Every serious hacker sooner or later needs the popcount instruction.
This "population count" instruction counts the set bits in a register, and is so useful that the NSA demands that all computers they purchase implement it in hardware.
Decryption, uncompression (decompression is something divers do :), pattern recognition, Zobrist hashing (generating keys in a certain Hamming distance range) and cellular automata all profit from a "popcount" (better to be called BC) instruction, and the time and effort it saves is very substantial, compared to a kludge in MMX or SSE2, where it's done on 64 or 128 bits in parallel.
But even with hundreds of millions of transistors in current CPU's, there isn't a single mainstream desktop CPU that implements this so-called "canonical NSA instruction".
This reeks of a conspiracy.
The Itaniums and some less prolific CPU's implement it (V9 SPARC and Seymore Cray's Cyber, both at the explicit request of the NSA - as well as Sun's UltraSparc, the PowerPC and Dec's Alpha 21264, heck - even the T800 Transputer had it), but neither the latest Pentiums, nor the latest Opterons support it.

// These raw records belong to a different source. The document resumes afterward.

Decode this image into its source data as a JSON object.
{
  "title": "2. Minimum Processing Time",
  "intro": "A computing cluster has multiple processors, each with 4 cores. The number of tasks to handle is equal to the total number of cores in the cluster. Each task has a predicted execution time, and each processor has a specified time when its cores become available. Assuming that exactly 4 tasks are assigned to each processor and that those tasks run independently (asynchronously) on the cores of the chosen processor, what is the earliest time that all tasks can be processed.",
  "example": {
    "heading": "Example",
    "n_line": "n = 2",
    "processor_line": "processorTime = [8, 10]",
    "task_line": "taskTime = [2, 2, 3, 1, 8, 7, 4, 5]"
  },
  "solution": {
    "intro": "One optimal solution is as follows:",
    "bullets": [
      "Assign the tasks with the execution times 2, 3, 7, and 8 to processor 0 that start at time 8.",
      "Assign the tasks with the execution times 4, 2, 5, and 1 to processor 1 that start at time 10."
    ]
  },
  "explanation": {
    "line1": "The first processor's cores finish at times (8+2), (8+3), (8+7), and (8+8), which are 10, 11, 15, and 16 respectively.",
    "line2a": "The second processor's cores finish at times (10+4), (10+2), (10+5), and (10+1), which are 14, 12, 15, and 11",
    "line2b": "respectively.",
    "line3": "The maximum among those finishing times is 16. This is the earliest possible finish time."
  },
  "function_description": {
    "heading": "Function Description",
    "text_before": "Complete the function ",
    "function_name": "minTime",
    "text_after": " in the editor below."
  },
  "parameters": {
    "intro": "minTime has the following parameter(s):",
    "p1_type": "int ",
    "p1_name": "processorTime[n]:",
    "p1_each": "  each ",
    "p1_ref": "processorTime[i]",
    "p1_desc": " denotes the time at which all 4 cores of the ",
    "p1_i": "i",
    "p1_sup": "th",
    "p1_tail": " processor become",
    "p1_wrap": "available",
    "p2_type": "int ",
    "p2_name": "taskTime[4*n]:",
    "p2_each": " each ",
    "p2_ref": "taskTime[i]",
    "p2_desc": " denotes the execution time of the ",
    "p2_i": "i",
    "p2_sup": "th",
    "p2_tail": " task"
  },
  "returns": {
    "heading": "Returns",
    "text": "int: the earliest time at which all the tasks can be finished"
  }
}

Conspicuously absent, in spite of a billion transistors in real estate.
It wouldn't be the first time that a microprocessor manufacturer (Intel) would implement undocumented opcodes, only to "licence" them to major - sworn to secrecy - software producers.
Those opcodes can have aliases, so that when they leak, they can be traced back to the licencee.
That way, Intel could provide Microsoft with a competitive advantage in producing Codecs and unZIPpers (to give but an example), whilst Microsoft would, for Intel's benefit, delay their 64-bit OS for the Opteron for more than a year, to give Intel time to catch up with AMD. Of course this is all conjecture, but it's inspired by the historical fact that a certain CPU manufacturer has sold the specs to undocumented opcodes before, whilst we all know that Microsoft is getting convicted for illegal monopolistic practices on a regular basis.
In the past there was COCOM, which was a set of export restrictions to prevent the Cold War adversary from getting their hands on powerful CPU's, amongst other things. But nowadays the "enemy" is everywhere, the new enemy uses encryption and the NSA would like to keep the edge.
One of the ways to maintain an edge is to either keep certain capabilities of current CPU's a secret, or to prevent these capabilities from being implemented in affordable mainstream PC's altogether.
If mainstream CPU's would have a popcount instruction, I could make a Go position evaluation function run twice as fast as it does now.
In Go, chains of stones have liberties, and when chains are merged or captured, liberties need to be re-counted.
Merging chains can be done very efficiently using bitboards (as used in chess), and it would be ideal to count liberties using this much missed instruction.
At the moment I need to use a parallellized algorithm that uses MMX or SSE2.